Sunita Maharjan’s work portrays the connection of humanity with nature in an industrialized landscape. She redefines our understanding of conventional medium by juxtaposing organic materials like seeds, soil, plants with industrial material including iron rods and wire mesh. Her work questions the intervention of humankind and nature within the new urban space. It converses with the viewer forthrightly. Choosing nature as her creative medium, her work is a documentation of the cycle of life within the advancing technological world.
Hema Sheroni Joseph’s work is a journal of all the houses she lived in. She chose various materials as her creative language, like fabric, thermoplastics, and metal. She collects different materials from different regions and incorporates them into her work as a symbol of identity, how cultures associate their identity through lifeless things. She created fragile houses representing her self-portrait. She inquires about the concept of home and how people, time, and place add layers to it. She used embroidery and stitching in her work to connect it with her history, the craft she learned from her female family members; her mother and grandmother. She keeps these houses incomplete, unfinished, metaphorically depicting her history with the place. Although incomplete her work embodies a wholeness within.
Ali Shariq Jamali’s conceptual art pieces deal with the concept of perception and its limitations. He intends to ask complicated questions like what is reality? or how can one define it? Is it a subjective or an objective experience? He juxtaposed his conceptual understanding of reality with simple objects and challenges the existing notions of reality through his art.
Hina Muzaffer’s awareness-based work is about stray animals. She documented and rescued stray dogs.

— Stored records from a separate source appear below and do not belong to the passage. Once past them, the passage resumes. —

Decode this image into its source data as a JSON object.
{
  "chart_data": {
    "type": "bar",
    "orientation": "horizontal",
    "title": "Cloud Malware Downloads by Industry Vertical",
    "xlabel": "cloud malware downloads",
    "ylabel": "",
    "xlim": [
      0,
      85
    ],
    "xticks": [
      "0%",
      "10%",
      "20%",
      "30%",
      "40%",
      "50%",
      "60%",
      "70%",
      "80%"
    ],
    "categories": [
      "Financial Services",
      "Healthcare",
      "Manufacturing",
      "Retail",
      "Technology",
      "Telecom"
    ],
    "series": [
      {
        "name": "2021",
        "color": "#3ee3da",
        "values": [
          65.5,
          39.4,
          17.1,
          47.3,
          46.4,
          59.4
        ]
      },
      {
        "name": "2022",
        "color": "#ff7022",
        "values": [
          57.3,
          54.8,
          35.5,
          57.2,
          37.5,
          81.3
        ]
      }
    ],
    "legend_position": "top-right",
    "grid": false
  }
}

Her hauntingly simple documentary films are eye-opening. Her work sheds light on a serious issue of Pakistani society, the killing of stay animals, and our desensitization to it as a society. Through her work, she intended to educate the general public specifically children on animal rights. She organized a six-week-long workshop for kids to make them empathize with stray animals, she then asked them to draw those animals. She later turned these drawings into stuff toys. Her understanding of art to address important social issues is quite mature and clever.
Yumna’s work investigates the fragility of time and its ultimate end. She used elements of life i.e earth, fire, water, air to represent life. She photographed the whole process of life, from beginning till its decay, symbolically capturing the process in an attempt to make it immortal. Her work is simple yet speaks volumes.
Wajeeha’s work delineates the difference between reality and fantasy. Using stylized animation comprising of pixelated compositions from nature, she reimagines the world through poetic language. For example in one of her works she has used water as a metaphor, representing life, similar to water, humans create their path by constantly running from one destination to another.
Kashif Mangi’s work is an exploration of the medium. He used material as an object and its end product. He displayed it unconventionally. His work makes you reconsider one’s understanding of art, its materiality, and the display.
Amrit Karki’s work is an inquiry into everyday objects and how we create meaning out of them according to our past experiences. He intended to connect his work to individual as well as larger collective narratives. He used objects like mops, clock, horn speaker, pencil, and sharpener and completely transformed its language. Challenging the familiar essence of an object, his work makes one uncomfortable, gives a feeling of uneasiness.
Sana Fatima’s work immerses one into the horror of her space. Her work talks about mental trauma and not being able to heal it. She has used various elements as a metaphor to represent her association with the trauma. Her work embodies a horrifying aura, claustrophobic, makes you anticipate a threat in a quiet dark room.